Oggi prendiamo spunto da questo breve brano, tratto dal romanzo di Lilia Scandurra “Il sangue non fa rumore”, appena pubblicato da Pop Edizioni, per parlare di un tema piuttosto spinoso: come scegliere il nome da dare ai propri personaggi?
In questo attacco, che ricorda l’incipit del “Moby Dick” (“Chiamatemi Ismaele”), in realtà è il personaggio stesso a darsi un nuovo nome, più confacente al suo stato d’animo rispetto a quello anagrafico, che sarebbe Gioia, cioè l’esatto contrario.

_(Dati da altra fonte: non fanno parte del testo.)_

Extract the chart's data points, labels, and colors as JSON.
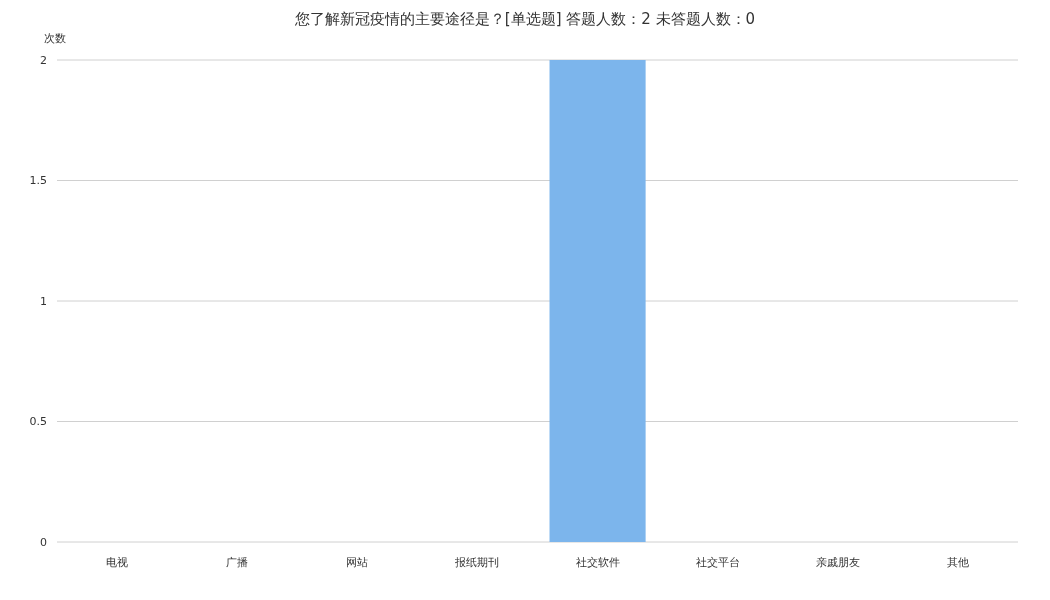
{
  "chart_data": {
    "type": "bar",
    "title": "您了解新冠疫情的主要途径是？[单选题]  答题人数：2  未答题人数：0",
    "ylabel": "次数",
    "categories": [
      "电视",
      "广播",
      "网站",
      "报纸期刊",
      "社交软件",
      "社交平台",
      "亲戚朋友",
      "其他"
    ],
    "values": [
      0,
      0,
      0,
      0,
      2,
      0,
      0,
      0
    ],
    "color": "#7cb5ec",
    "ylim": [
      0,
      2
    ],
    "yticks": [
      0,
      0.5,
      1,
      1.5,
      2
    ],
    "grid": "y"
  }
}
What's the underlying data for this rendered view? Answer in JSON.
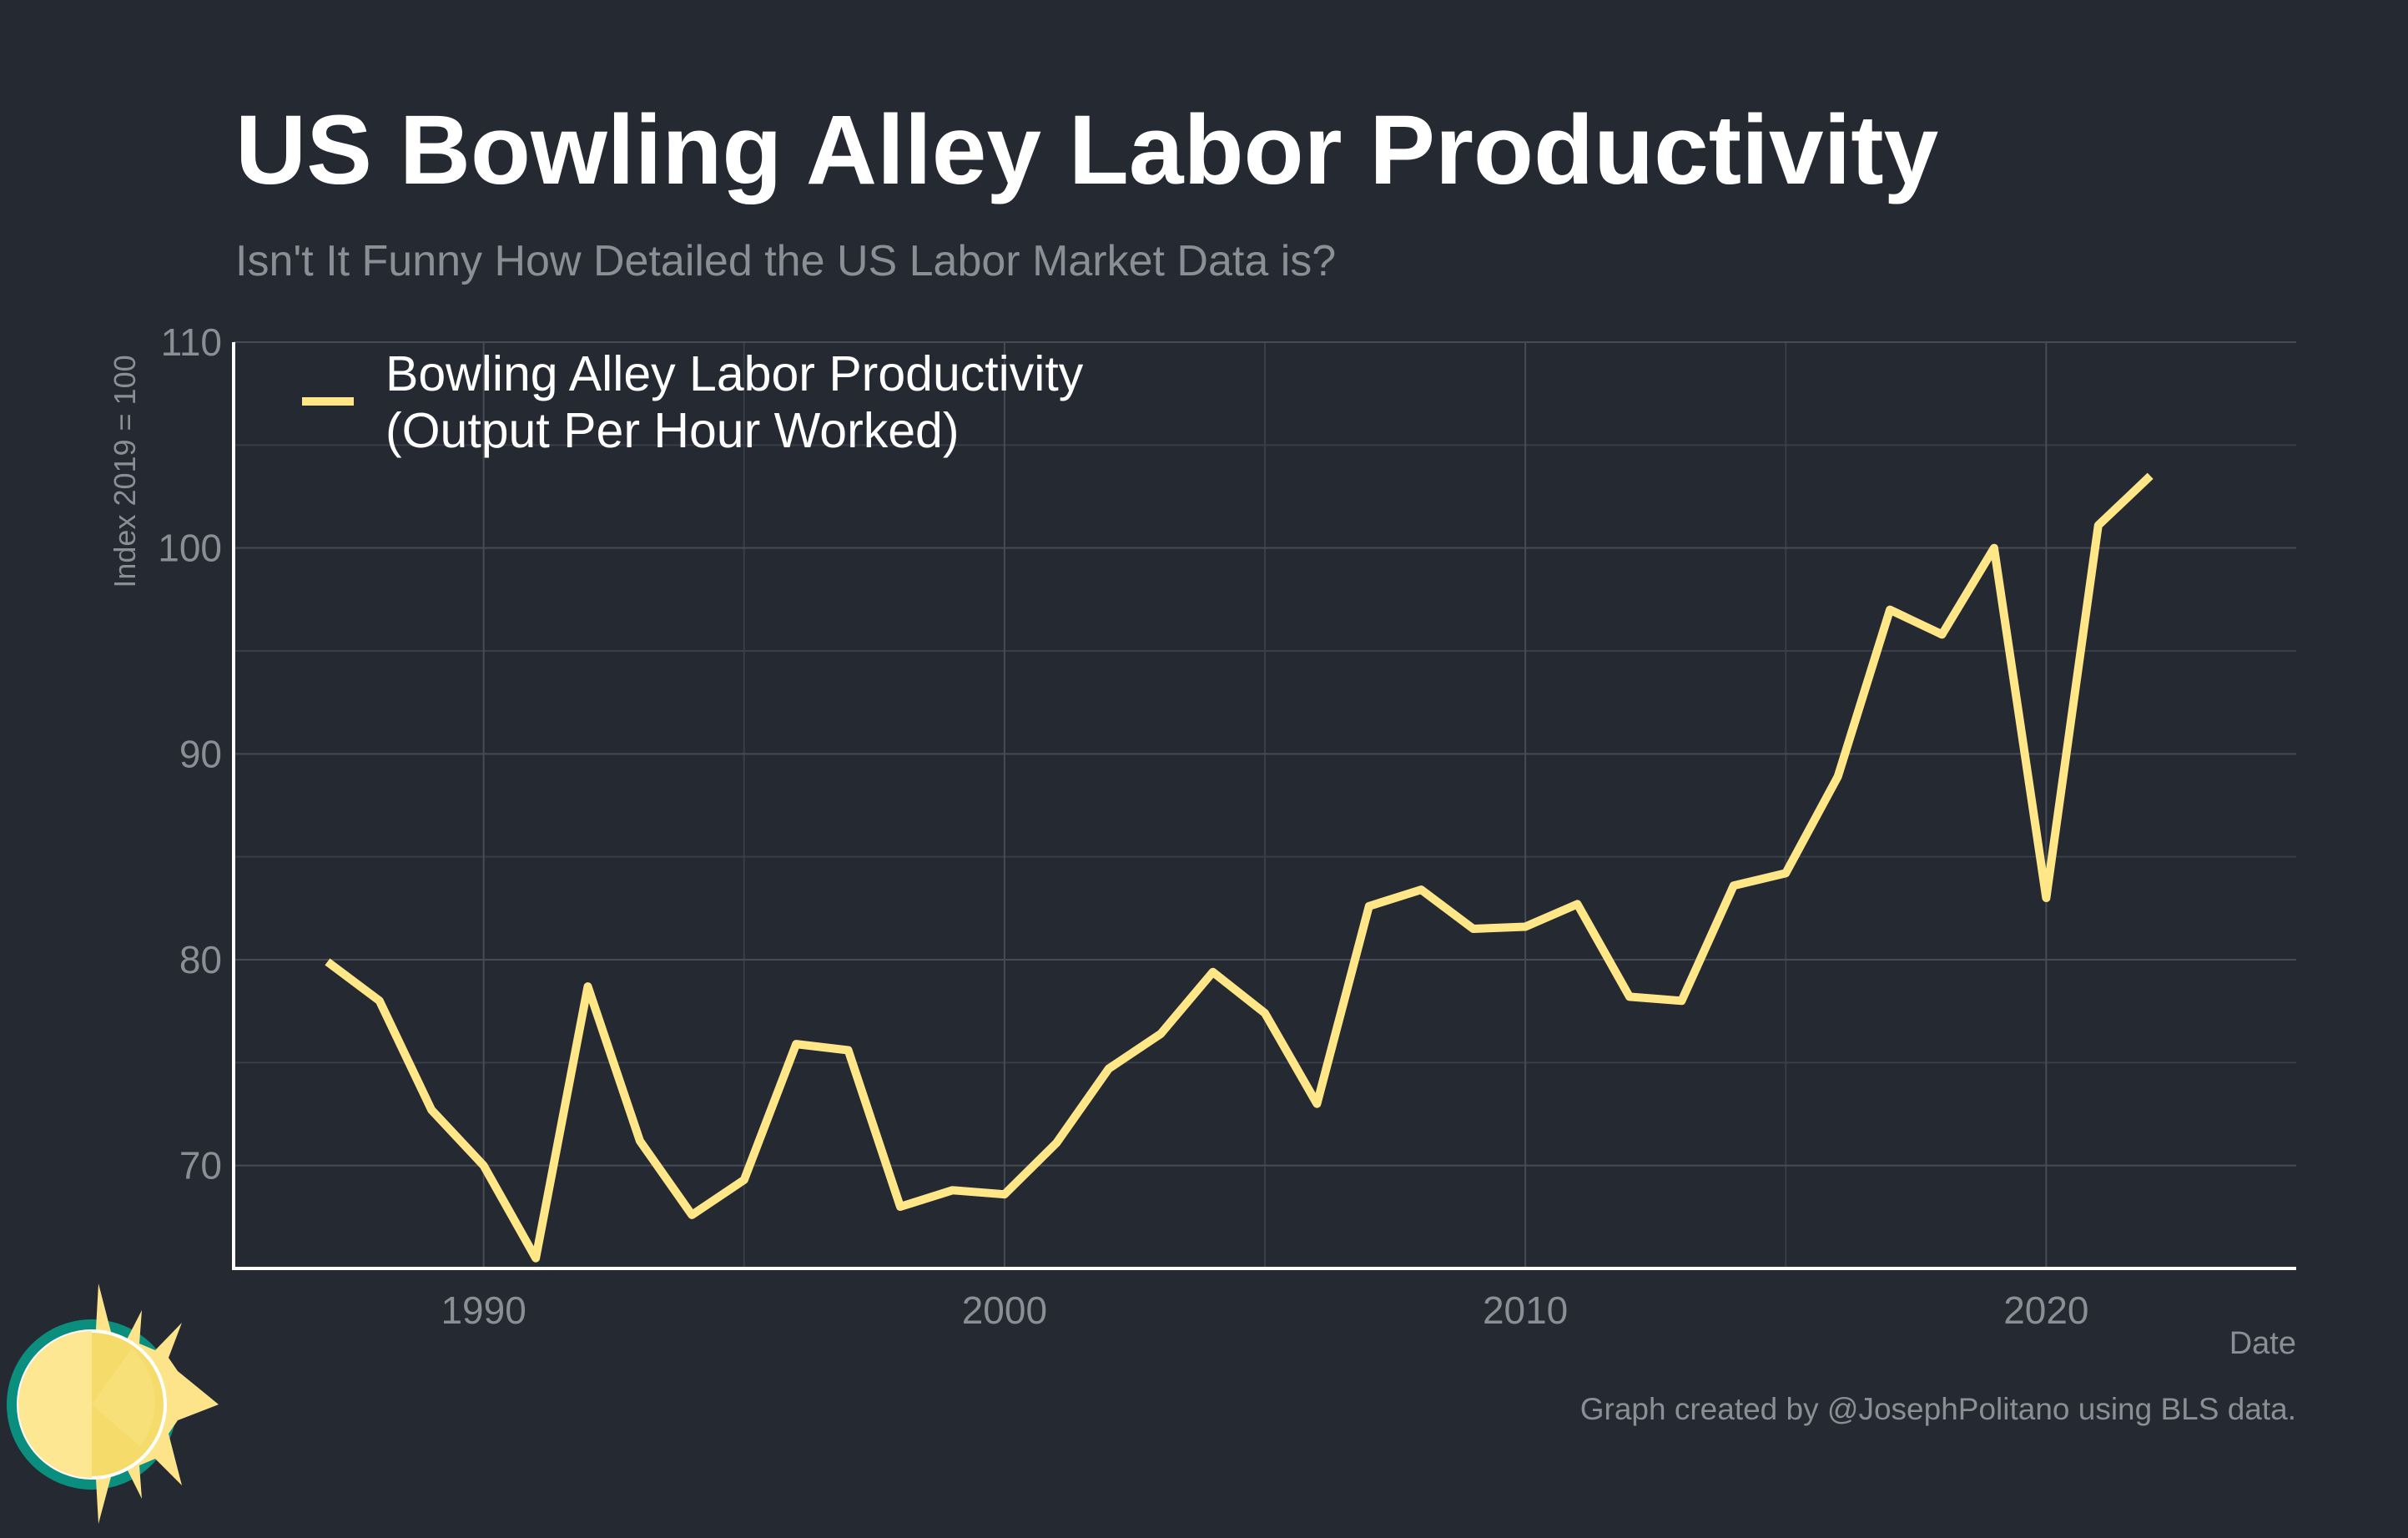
{
  "colors": {
    "background": "#252932",
    "series": "#ffe788",
    "title": "#ffffff",
    "muted": "#8b8e95",
    "grid_major": "#464b55",
    "grid_minor": "#393e47",
    "logo_teal": "#0a8f7e",
    "logo_sun": "#fde48a"
  },
  "logo_icon": "sun-logo-icon",
  "chart_data": {
    "type": "line",
    "title": "US Bowling Alley Labor Productivity",
    "subtitle": "Isn't It Funny How Detailed the US Labor Market Data is?",
    "xlabel": "Date",
    "ylabel": "Index 2019 = 100",
    "xlim": [
      1985.2,
      2024.8
    ],
    "ylim": [
      65,
      110
    ],
    "x_ticks": [
      1990,
      2000,
      2010,
      2020
    ],
    "x_minor_ticks": [
      1985,
      1995,
      2005,
      2015
    ],
    "y_ticks": [
      70,
      80,
      90,
      100,
      110
    ],
    "y_minor_ticks": [
      75,
      85,
      95,
      105
    ],
    "grid": true,
    "legend_position": "top-left",
    "caption": "Graph created by @JosephPolitano using BLS data.",
    "series": [
      {
        "name": "Bowling Alley Labor Productivity\n(Output Per Hour Worked)",
        "x": [
          1987,
          1988,
          1989,
          1990,
          1991,
          1992,
          1993,
          1994,
          1995,
          1996,
          1997,
          1998,
          1999,
          2000,
          2001,
          2002,
          2003,
          2004,
          2005,
          2006,
          2007,
          2008,
          2009,
          2010,
          2011,
          2012,
          2013,
          2014,
          2015,
          2016,
          2017,
          2018,
          2019,
          2020,
          2021,
          2022
        ],
        "y": [
          79.9,
          78.0,
          72.7,
          70.0,
          65.5,
          78.7,
          71.2,
          67.6,
          69.3,
          75.9,
          75.6,
          68.0,
          68.8,
          68.6,
          71.1,
          74.7,
          76.4,
          79.4,
          77.4,
          73.0,
          82.6,
          83.4,
          81.5,
          81.6,
          82.7,
          78.2,
          78.0,
          83.6,
          84.2,
          88.9,
          97.0,
          95.8,
          100.0,
          83.0,
          101.1,
          103.5
        ]
      }
    ]
  }
}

Gli scrittori da sempre giocano con i nomi attribuiti ai personaggi che inventano, come il Dottor Pangloss del “Candido” di Voltaire, dal greco “tutto lingua”, ossia uno che usa la retorica per circuire i propri interlocutori.
O Atticus, l’avvocato protagonista di “Il buio oltre la siepe”, solido e saggio come un antico ateniese.
Romeo era l’antico nome che si conferiva a chi partisse in pellegrinaggio verso Roma. Da qui nascono i versi che egli dedica a Giulietta: “Le mie labbra come due pellegrini chiedono la grazia di riparare la rude offesa con un dolce bacio”.
Ci sono i cosiddetti “nomi parlanti” del Manzoni: Lucia che è luce pura (da cui il cognome Mondella), Renzo che richiama le pene di San Lorenzo sulla graticola, Fra’ Cristoforo, letteralmente “portatore di Cristo”. O ancora l’Azzecca-garbugli.
Simenon invece, senza scervellarsi troppo, per dare un nome alle proprie creature letterarie apriva l’elenco telefonico e lo sceglieva a caso da lì.
(Pensierino della notte: devo scrivere tanto, ogni giorno, e leggere molto di più. Pensierino del giorno: non basta avere ispirazione, creatività e talento: per scrivere bene servono anche disciplina, determinazione e allenamento.)